Silahlı iki teröristin, bir yolunu bularak girdikleri Çağlayan Adliyesi'nde Berkin Elvan davasına bakan ve belirtildiğine göre oldukça da mesafe kaydetmiş Savcı Mehmet Selim Kiraz'ı rehin almaları ile başlayan gelişmeler, 'akıl tutulması'nın insanları nerelere sürükleyebildiğini bir kez daha gösterdi.
Adliyede kafasına silah dayanmış bir savcı üzerinden ve çoğunun herhangi bir karşılığı da olmayan taleplerde bulunan teröristler, ne olduğunu tam olarak bilmeseler de, herhangi bir netice alabileceklerini mi zannediyorlardı acaba?
Bu tür bir eylemin başka türlü de sonuçlanabileceği iddiasının peşinde koşarak, hala emniyete ve aslında iktidara çakma derdinde olanlar, bırakın Türkiye Cumhuriyeti'ni, herhangi bir muz cumhuriyetinde bile böylesi bir girişimin herhangi bir sonuç doğurmayacağını bilmiyorlar mı?

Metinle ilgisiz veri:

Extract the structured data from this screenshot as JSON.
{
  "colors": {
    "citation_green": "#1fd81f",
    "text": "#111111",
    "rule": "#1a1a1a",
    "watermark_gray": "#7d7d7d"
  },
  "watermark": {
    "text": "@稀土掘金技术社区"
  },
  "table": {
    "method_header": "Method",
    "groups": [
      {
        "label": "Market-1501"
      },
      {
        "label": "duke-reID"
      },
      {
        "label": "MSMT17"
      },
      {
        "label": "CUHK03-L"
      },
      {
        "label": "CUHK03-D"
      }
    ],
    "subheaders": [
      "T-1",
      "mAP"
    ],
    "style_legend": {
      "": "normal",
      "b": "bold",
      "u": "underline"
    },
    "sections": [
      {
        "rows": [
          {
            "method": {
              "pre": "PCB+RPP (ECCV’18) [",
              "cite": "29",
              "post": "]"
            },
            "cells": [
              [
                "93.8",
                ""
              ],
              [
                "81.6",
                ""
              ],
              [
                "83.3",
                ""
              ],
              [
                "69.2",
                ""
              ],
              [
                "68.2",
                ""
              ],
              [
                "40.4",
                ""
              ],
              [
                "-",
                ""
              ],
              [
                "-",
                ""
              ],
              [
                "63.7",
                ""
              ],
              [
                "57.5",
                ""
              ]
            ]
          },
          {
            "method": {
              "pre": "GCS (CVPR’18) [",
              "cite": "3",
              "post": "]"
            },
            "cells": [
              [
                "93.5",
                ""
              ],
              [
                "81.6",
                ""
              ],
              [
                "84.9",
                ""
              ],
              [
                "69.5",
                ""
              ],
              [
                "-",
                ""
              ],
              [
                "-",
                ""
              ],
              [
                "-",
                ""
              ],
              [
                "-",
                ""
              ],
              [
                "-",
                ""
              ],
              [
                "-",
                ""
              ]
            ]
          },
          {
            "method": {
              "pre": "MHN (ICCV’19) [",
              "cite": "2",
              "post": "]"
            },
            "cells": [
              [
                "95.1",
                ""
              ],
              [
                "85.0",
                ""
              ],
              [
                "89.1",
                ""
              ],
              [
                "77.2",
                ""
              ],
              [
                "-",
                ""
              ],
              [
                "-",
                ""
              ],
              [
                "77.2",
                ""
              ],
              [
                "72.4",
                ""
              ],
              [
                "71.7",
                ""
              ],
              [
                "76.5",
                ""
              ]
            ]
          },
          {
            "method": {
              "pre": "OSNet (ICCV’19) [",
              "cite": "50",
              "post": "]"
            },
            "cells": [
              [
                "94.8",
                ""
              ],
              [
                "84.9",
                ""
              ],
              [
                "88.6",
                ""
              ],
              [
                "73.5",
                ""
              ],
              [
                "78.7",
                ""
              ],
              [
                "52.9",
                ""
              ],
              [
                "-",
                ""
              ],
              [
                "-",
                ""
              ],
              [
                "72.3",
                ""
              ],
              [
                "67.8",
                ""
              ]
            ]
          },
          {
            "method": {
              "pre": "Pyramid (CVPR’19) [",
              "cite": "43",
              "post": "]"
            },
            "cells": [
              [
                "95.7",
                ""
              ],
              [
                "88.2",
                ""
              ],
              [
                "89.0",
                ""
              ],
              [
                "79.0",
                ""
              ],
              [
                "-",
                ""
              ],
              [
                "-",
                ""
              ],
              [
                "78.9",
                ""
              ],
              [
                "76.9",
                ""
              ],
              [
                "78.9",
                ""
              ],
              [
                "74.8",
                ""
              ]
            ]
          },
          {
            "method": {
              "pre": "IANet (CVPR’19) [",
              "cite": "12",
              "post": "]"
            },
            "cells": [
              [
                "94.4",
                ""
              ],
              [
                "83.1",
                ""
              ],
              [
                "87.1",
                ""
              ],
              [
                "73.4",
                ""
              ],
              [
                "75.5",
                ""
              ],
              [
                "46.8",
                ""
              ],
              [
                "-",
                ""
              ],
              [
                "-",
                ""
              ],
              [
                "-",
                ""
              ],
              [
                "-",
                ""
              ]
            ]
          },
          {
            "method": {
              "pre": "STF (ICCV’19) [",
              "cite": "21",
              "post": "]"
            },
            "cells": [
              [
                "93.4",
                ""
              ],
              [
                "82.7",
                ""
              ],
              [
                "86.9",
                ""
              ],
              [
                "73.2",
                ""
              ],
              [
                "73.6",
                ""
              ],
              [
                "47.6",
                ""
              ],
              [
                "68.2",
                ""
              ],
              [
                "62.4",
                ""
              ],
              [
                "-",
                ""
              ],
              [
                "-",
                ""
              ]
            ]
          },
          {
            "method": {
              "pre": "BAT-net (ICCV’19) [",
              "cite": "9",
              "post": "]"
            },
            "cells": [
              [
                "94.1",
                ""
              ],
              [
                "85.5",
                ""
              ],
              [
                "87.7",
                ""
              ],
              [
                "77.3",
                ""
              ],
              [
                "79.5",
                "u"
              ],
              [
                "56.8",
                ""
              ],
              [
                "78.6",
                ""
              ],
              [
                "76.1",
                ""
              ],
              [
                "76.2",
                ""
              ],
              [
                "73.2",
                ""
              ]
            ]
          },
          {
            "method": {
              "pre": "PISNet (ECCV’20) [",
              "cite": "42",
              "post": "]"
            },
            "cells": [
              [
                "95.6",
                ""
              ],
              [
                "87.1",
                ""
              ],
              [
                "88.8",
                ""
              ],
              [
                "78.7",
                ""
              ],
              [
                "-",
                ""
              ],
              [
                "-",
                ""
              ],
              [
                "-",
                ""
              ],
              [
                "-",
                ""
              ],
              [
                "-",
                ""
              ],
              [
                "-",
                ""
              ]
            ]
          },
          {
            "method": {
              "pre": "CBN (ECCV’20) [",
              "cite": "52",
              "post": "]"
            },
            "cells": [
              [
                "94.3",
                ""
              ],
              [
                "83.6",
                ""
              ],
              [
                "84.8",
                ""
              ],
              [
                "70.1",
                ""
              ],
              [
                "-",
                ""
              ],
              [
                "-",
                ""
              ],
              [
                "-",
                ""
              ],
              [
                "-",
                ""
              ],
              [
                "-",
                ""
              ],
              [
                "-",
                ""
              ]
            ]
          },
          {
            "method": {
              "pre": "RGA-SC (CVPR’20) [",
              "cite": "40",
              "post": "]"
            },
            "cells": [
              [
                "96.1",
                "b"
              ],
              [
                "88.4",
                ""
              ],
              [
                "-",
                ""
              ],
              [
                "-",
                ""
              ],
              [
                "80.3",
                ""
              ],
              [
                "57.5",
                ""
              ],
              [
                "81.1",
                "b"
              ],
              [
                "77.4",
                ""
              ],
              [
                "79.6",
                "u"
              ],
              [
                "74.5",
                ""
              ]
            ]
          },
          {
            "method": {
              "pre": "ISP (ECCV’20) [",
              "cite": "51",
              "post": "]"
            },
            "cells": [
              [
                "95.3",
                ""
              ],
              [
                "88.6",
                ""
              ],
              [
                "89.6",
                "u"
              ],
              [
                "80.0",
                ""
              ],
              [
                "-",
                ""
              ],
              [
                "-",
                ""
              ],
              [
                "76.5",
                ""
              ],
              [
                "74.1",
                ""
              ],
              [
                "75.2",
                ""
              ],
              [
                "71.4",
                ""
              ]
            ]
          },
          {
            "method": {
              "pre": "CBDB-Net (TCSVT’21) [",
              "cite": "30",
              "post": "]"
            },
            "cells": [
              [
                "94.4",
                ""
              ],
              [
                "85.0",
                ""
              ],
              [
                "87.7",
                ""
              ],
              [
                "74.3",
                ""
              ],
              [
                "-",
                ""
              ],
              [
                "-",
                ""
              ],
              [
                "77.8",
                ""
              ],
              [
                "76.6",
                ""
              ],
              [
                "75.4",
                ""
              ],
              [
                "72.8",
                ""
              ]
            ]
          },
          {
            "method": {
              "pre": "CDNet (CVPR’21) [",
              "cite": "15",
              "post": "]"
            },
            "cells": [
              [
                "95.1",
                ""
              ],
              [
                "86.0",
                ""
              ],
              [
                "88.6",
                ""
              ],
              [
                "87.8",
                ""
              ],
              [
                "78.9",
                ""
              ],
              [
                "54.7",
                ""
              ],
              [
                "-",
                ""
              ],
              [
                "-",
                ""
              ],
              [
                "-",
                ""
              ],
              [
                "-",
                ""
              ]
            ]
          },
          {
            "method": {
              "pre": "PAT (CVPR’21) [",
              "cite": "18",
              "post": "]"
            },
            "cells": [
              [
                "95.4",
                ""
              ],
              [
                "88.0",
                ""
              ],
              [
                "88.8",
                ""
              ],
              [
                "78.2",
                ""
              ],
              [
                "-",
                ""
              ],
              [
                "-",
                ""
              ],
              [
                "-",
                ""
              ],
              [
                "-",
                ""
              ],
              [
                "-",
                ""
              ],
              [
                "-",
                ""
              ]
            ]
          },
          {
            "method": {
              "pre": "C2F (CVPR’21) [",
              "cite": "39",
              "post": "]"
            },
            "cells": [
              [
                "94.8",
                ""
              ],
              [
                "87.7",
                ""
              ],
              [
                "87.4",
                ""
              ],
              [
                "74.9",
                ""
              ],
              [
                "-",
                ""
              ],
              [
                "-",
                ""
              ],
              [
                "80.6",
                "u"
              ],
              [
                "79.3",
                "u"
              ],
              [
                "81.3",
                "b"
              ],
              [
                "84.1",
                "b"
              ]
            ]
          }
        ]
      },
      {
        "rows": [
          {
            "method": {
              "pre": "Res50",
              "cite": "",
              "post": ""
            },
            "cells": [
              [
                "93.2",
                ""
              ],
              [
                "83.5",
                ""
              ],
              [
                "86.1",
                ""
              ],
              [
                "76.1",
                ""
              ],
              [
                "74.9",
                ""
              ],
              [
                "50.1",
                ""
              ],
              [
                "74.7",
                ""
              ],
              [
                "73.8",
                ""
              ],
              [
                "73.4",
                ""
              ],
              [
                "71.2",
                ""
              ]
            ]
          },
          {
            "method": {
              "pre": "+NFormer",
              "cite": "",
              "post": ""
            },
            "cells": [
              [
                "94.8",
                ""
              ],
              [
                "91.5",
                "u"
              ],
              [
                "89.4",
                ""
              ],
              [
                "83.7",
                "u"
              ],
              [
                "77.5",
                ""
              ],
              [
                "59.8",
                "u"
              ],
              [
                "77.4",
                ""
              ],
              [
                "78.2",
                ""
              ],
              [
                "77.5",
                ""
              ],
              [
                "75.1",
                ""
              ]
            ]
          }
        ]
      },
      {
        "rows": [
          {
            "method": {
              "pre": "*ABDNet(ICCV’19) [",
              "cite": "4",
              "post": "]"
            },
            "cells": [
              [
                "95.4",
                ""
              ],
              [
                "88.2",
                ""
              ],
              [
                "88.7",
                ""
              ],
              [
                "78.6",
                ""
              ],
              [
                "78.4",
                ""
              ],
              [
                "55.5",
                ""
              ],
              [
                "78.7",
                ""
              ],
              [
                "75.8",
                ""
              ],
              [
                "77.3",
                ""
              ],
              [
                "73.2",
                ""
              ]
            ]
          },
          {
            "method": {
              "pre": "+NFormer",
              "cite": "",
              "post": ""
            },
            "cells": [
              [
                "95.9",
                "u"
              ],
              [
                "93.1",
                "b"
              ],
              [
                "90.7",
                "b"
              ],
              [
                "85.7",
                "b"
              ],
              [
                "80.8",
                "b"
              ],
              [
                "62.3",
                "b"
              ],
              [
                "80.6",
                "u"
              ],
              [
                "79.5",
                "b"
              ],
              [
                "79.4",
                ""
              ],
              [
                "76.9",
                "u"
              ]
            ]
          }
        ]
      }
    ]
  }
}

Savcıyı şehit eden ve kendileri de öldürülen teröristleri böylesi bir eyleme razı eden, silah temin eden ve hatta adliyeye sokabilmeleri için yardımda bulunan, olay sırasında da çeşitli şekillerde destek olmaya çalışanlar...
Onlar, büyük ihtimalle işin böyle neticeleneceğini biliyorlardı.
Teröristleri azmettiren ve çeşitli vaatlerle kandırarak, aslında öldürmeye ve ölmeye gönderenler, yapılanın bu ülke insanının tek bir ferdi tarafından bile tasvip edilmeyeceğinin farkındaydılar şüphesiz. Güya halk adına hareket ettiklerini zannederek, bu ülkede yaşayan insanların tamamının karşı çıktığı bir işe soyunan 'kendi mahallelerinin gençlerini' uyarmaları gerekenler, onlar neredeydiler?
Tıpkı Gezi'de ve sonra Kobani eylemlerinde olduğu gibi, buradan kendilerine bir ekmek çıkacağı zannıyla nefeslerini tutmuş, neticeyi mi bekliyorlardı yoksa?
Oysa artık sırtına vurup ağzından lokması alınabilecek bir ülkede değil, 2015 Türkiye'sinde yaşıyoruz. Yani bu tür terörist girişimlerden kimseye herhangi bir ekmek çıkmaz!..
Bu terörist eyleme sebep olarak gösterilen dosya konusunda ciddi gelişmeler sağladığı bilinen bir savcıyı rehin aldırarak, belli ki Türkiye'ye mesaj verme derdindeki bazı mihraklar adına güç gösterisinde bulunanların, insan hayatına değer vermemeleri şaşırtıcı değil. Ama siyasi parti, sivil toplum kuruluşu mensubu ya da yöneticisi olan; yazan, çizen ve konuşan bazı kişilerin, böylesi bir harekete destek olur mahiyetteki tutumlarına ne diyeceğiz?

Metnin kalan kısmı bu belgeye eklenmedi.